I am new to R Studio. I found that when I copy a column from a data frame imported from xlsx file, the new column name includes a suffix of pre-column name. But if I create the data frame in R, the new column name will not include the suffix. This problem really confused me. And I want to know how to cancel this feature.

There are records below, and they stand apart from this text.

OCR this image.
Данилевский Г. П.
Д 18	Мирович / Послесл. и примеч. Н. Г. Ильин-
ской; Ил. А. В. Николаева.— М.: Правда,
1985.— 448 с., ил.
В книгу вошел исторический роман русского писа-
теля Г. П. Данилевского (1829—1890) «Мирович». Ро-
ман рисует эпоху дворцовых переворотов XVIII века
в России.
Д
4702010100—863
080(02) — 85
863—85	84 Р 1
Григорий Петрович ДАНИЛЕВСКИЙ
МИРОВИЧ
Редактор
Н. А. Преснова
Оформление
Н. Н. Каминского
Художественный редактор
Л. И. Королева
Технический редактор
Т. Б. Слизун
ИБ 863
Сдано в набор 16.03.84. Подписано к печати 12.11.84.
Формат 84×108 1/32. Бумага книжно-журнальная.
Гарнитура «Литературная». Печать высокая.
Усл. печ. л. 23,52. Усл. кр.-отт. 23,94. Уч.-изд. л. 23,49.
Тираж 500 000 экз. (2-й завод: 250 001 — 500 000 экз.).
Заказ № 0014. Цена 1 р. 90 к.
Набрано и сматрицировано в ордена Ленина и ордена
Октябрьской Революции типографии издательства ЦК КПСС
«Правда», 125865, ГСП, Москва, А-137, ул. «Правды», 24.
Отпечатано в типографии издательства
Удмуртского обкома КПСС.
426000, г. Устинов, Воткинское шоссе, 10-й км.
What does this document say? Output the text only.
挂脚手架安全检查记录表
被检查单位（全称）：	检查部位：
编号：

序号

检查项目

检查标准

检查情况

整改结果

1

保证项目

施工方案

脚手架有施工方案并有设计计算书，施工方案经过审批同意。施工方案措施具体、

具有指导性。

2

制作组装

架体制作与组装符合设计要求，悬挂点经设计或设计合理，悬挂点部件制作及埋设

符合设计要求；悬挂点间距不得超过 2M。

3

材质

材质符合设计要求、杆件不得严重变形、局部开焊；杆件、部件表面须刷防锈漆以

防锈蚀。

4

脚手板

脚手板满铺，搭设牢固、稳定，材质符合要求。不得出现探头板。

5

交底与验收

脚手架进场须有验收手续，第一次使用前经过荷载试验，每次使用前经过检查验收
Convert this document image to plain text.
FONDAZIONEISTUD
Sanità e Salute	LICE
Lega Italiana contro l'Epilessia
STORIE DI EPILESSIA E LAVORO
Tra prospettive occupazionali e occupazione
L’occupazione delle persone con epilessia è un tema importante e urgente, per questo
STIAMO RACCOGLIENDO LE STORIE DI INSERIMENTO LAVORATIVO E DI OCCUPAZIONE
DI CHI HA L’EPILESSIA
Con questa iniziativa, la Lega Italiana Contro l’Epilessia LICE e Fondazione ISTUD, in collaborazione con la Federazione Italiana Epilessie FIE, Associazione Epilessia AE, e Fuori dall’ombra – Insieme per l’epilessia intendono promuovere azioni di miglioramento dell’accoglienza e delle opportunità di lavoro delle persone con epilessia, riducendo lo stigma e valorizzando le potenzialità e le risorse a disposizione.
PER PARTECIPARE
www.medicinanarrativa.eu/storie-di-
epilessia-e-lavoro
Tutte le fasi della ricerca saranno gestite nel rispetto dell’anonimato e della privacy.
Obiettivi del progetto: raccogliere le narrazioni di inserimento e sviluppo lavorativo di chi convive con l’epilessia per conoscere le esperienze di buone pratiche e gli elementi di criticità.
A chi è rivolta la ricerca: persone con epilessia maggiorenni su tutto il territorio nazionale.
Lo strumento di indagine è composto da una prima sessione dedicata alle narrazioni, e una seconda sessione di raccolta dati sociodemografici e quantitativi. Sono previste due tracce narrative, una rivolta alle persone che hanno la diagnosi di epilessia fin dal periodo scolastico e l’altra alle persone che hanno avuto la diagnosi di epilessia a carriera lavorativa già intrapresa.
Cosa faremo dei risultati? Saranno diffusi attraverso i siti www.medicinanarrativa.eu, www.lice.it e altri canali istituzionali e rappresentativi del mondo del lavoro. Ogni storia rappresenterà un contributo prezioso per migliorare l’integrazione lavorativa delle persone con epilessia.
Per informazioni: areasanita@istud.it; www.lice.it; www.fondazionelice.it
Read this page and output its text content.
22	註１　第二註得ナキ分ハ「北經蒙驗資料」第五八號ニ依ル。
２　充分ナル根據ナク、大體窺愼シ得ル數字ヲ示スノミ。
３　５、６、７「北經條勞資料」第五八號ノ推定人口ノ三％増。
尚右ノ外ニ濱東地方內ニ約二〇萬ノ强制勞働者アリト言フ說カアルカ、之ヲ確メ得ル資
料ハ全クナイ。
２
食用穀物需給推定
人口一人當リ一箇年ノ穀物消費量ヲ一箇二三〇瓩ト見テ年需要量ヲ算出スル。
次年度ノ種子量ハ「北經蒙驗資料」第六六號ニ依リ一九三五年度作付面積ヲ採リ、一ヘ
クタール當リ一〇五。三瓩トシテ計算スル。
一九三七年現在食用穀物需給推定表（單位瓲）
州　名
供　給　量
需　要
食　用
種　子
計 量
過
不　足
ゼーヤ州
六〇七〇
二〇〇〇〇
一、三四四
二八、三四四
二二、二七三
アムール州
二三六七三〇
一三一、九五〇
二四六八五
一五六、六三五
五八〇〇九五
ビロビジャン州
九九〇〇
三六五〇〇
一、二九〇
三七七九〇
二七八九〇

Here is my test code:
library(readxl)
> df <- read_excel("test.xlsx", sheet = "Sheet1")
> cName <- "Column2"
> df$Column3 <- df[,cName]
> df
# A tibble: 3 × 3
Column1 Column2 Column3$Column2
<dbl> <dbl> <dbl>
1 1 4 4
2 2 5 5
3 3 6 6
This code shows the suffix when using read_excel
> df <- data.frame( Column1 = c(1,2,3),
+ Column2 = c(4,5,6))
> cName <- "Column2"
> df$Column3 <- df[,cName]
> df
Column1 Column2 Column3
1 1 4 4
2 2 5 5
3 3 6 6
And this code shows no suffix when creating the df in R.
I want to know how to avoid the suffix when I import a data frame form .xlsx file.
This behavior isn't specific to the data being sourced from an Excel file, it's that that package happens to return a tibble
instead of a data.frame
. The two objects are largely the same, except they have different defaults for the drop
argument when subsetting via [
.
df <- tibble( Column1 = c(1,2,3),
Column2 = c(4,5,6))
cName <- "Column2"
df$Column3 <- df[,cName] # Assigning a one column tibble
df$Column3 <- df[,cName,drop = TRUE] # Assigning a vector
Indeed, if you look at the structure in the first case you'll see that what's happened probably isn't at all what you wanted:
> str(df)
tibble [3 × 3] (S3: tbl_df/tbl/data.frame)
$ Column1: num [1:3] 1 2 3
$ Column2: num [1:3] 4 5 6
$ Column3: tibble [3 × 1] (S3: tbl_df/tbl/data.frame)
..$ Column2: num [1:3] 4 5 6
In general, it is safer (both with tibbles & data frames) to select a single column as a vector via:
df[[cName]]